* May return to prospects in 2015
* Could add NOK 1-3 to value of Statoil shares
* Biggest Statoil-operated find outside Norway
* Shares up 1.2 crowns
By Balazs Koranyi and Henrik Stolen
OSLO, Sept 26 (Reuters) - Norway's Statoil ASA has made its biggest oil discovery beyond Norway in the seas off Canada's East Coast and said the region could become a major oil producer after 2020.
The latest find, in the Bay du Nord field of the Atlantic Ocean, northeast of the city of St. John's, Newfoundland, is near two previous Statoil discoveries. Statoil said it expects to return to the field in 2015 with more wells as it has already identified more potential for oil.
In a venture with Canadian partner Husky Energy Inc , state-controlled Statoil said it had found between 300 million and 600 million barrels of recoverable oil about 500 kilometres (300 miles) off the coast of the Canadian province of Newfoundland and Labrador.
"This is the biggest Statoil-operated oil discovery outside Norway, so it's a pretty big day for us," Statoil exploration chief Tim Dodson said on Thursday.
There are currently three major oil projects off the Newfoundland coast: Hibernia, Terra Nova and White Rose. All are located in the Jeanne d'Arc Basin, 350km (200 miles) southeast of St John's. In total, they produced around 197,000 barrels per day last year, and a fourth development, Hebron, is scheduled to start operating in 2017.
While the latest Statoil find is a significant discovery for offshore Canada, it pales in comparison with output from the country's oil sands, in Alberta, where production is forecast to hit 5.2 million barrels a day by 2030.
Statoil, once a domestic focused explorer, has expanded rapidly over the past decade and recently made big discoveries in Brazil, Tanzania, the North Sea and the Norwegian Arctic.
The Bay du Nord discovery is in addition to the nearby Mizzen find, which could contain up to 200 million barrels of recoverable oil, and the Harpoon discovery, which still needs to be evaluated.
Analysts said the latest discovery could add between 1 and 3 crowns to the Statoil share price, which would raise the company's market value by between $530 million and $1.59 billion.
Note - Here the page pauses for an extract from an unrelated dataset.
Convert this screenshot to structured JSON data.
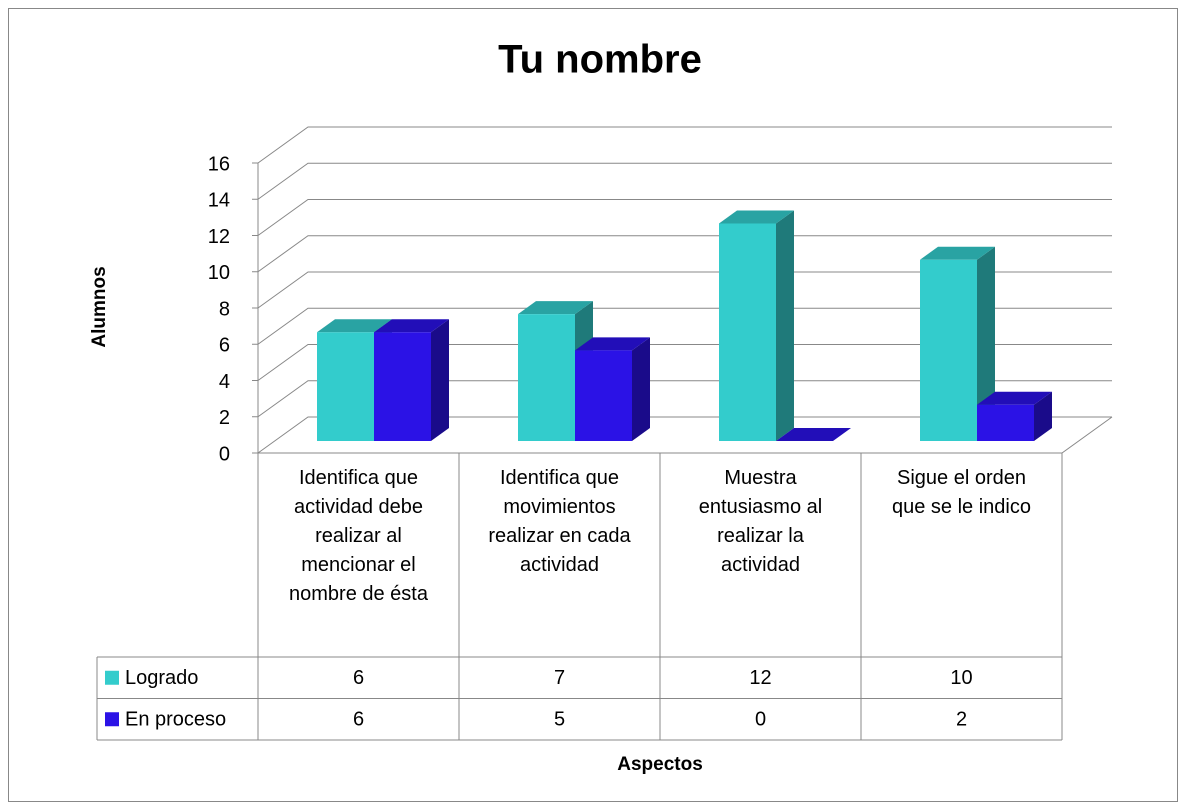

"This is an area with relatively favorable tax conditions and although there is deep water, I think this might be worth about 4 dollars per barrel and in excess of 2 Norwegian crowns per Statoil share," said Anne Gjoeen, an oil sector analyst at Handelsbanken.
Analysts at Deutsche Bank valued the discovery at 3 crowns a share with potential upside.
The stock was up 1.2 crowns, or 0.9 percent, at 138.0 at 0931 GMT, outperforming a 0.1 percent fall in the European oil and gas sector.
The stock has gained 6 percent over the past month, the most among European majors, according to Thomson Reuters data.
Statoil will need more time to evaluate the discovery and its efforts could be slowed by ice conditions in the area. "Rig availability is an issue here as there are only certain rigs which can perform this activity," Dodson said.
Icebergs are an added difficulty, and Statoil must be prepared to locate and tow them away from drilling platforms.
Dodson added that once Statoil returns, it would drill two or three wells and given rig availability that may not happen before 2015. The company's licences are spread over 8,500 square kilometres in an area called the Flemish Pass, where Statoil is the only operator.
"The Flemish Pass has the potential to become a core producing area for Statoil post-2020," Dodson added.
The company aims to lift its daily output to more than 2.5 million barrels of oil equivalents a day by 2020 from a current 2 million.
Statoil operates all three of the Canadian licences and holds a 65 percent stake, while Husky Energy Inc has a 35 percent interest.
"Together, these discoveries confirm significant opportunity in the Flemish Pass Basin and could be developed in tandem. Husky and Statoil will continue to evaluate the potential for commercial development of the discovered resources," Husky Energy said in a statement.
Husky's shares were last up more than 1 percent at C$30.12 on the Toronto Stock Exchange.